Dear all,
I hope you will join us for the November LINCC Tech Talk session that will take place on Thursday, November 14, at 10h PT = 13h ET = 15h CLT = 19h CET on Zoom (https://ls.st/lincc-talks ). We will hear from Tianqing Zhang, who will talk about one of the core project from the LINCC Frameworks.
Redshift Assessment Infrastructure Layers (RAIL), a public code for end-to-end photo-z stress-testing and Rubin-scale production
We present the v1 release of RAIL, an open source Python library for at-scale quantification of probabilistic photo-z uncertainties for generic downstream analyses, initiated by the LSST Dark Energy Science Collaboration with contributions from the LSST Interdisciplinary Network for Collaboration and Computing (LINCC). RAIL provide modular tools for end-to-end stress-testing, including a forward modeling suite to generate realistically complex photometry, a unified API for estimating per-galaxy and ensemble redshift PDFs by an extensible set of algorithms, and built-in metrics of both photo-z PDFs and point estimates.
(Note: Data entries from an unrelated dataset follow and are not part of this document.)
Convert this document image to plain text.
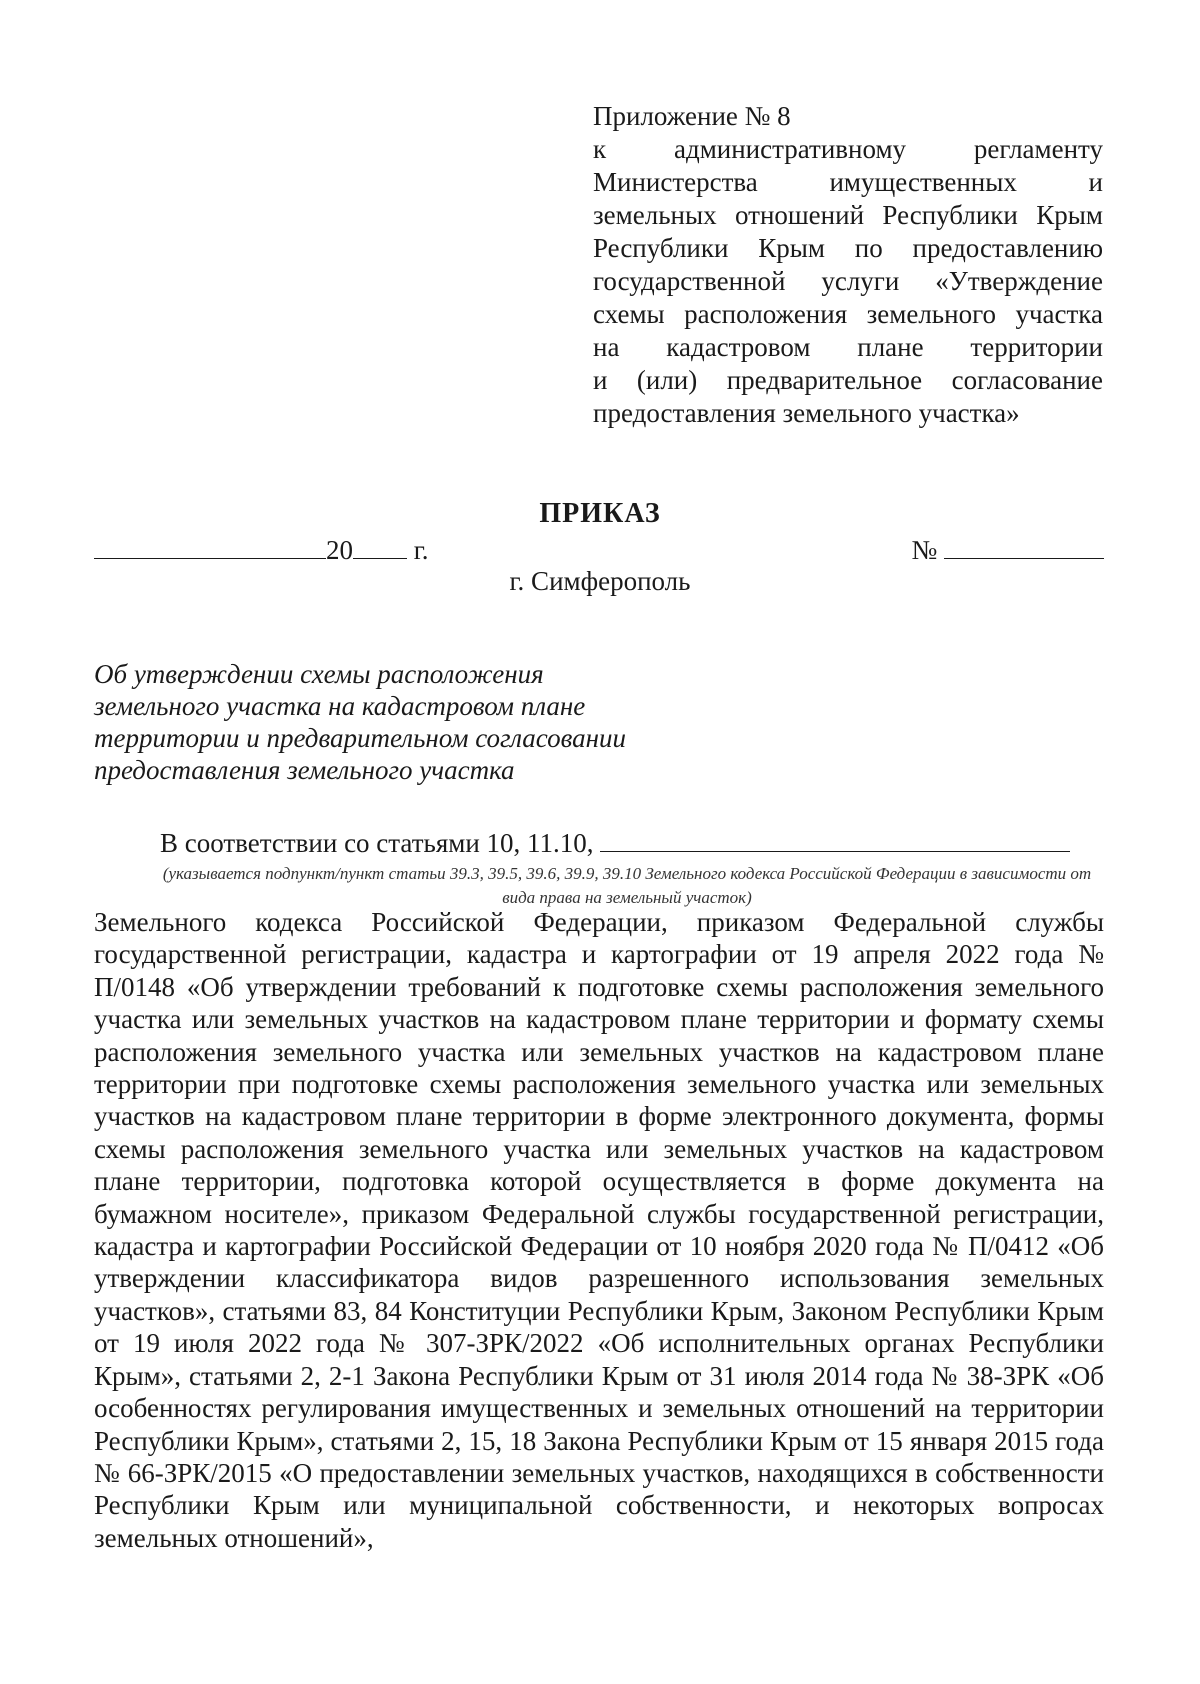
Приложение № 8
к административному регламенту
Министерства имущественных и
земельных отношений Республики Крым
Республики Крым по предоставлению
государственной услуги «Утверждение
схемы расположения земельного участка
на кадастровом плане территории
и (или) предварительное согласование
предоставления земельного участка»
ПРИКАЗ
20 г.	№
г. Симферополь
Об утверждении схемы расположения
земельного участка на кадастровом плане
территории и предварительном согласовании
предоставления земельного участка
В соответствии со статьями 10, 11.10,
(указывается подпункт/пункт статьи 39.3, 39.5, 39.6, 39.9, 39.10 Земельного кодекса Российской Федерации в зависимости от вида права на земельный участок)
Земельного кодекса Российской Федерации, приказом Федеральной службы государственной регистрации, кадастра и картографии от 19 апреля 2022 года № П/0148 «Об утверждении требований к подготовке схемы расположения земельного участка или земельных участков на кадастровом плане территории и формату схемы расположения земельного участка или земельных участков на кадастровом плане территории при подготовке схемы расположения земельного участка или земельных участков на кадастровом плане территории в форме электронного документа, формы схемы расположения земельного участка или земельных участков на кадастровом плане территории, подготовка которой осуществляется в форме документа на бумажном носителе», приказом Федеральной службы государственной регистрации, кадастра и картографии Российской Федерации от 10 ноября 2020 года № П/0412 «Об утверждении классификатора видов разрешенного использования земельных участков», статьями 83, 84 Конституции Республики Крым, Законом Республики Крым от 19 июля 2022 года № 307-ЗРК/2022 «Об исполнительных органах Республики Крым», статьями 2, 2-1 Закона Республики Крым от 31 июля 2014 года № 38-ЗРК «Об особенностях регулирования имущественных и земельных отношений на территории Республики Крым», статьями 2, 15, 18 Закона Республики Крым от 15 января 2015 года № 66-ЗРК/2015 «О предоставлении земельных участков, находящихся в собственности Республики Крым или муниципальной собственности, и некоторых вопросах земельных отношений»,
RAIL serves as a flexible toolkit enabling the derivation and optimization of photo-z data products at-scale for a variety of science goals and is not exclusive to LSST data.
LINCC Tech Talks are held on the second Thursday of every month. Events are also advertised at our web page and also provided in calendar form ; and the #lincc-tech-talks LSSTC Slack channel is always available for discussions before, during, and after the talks.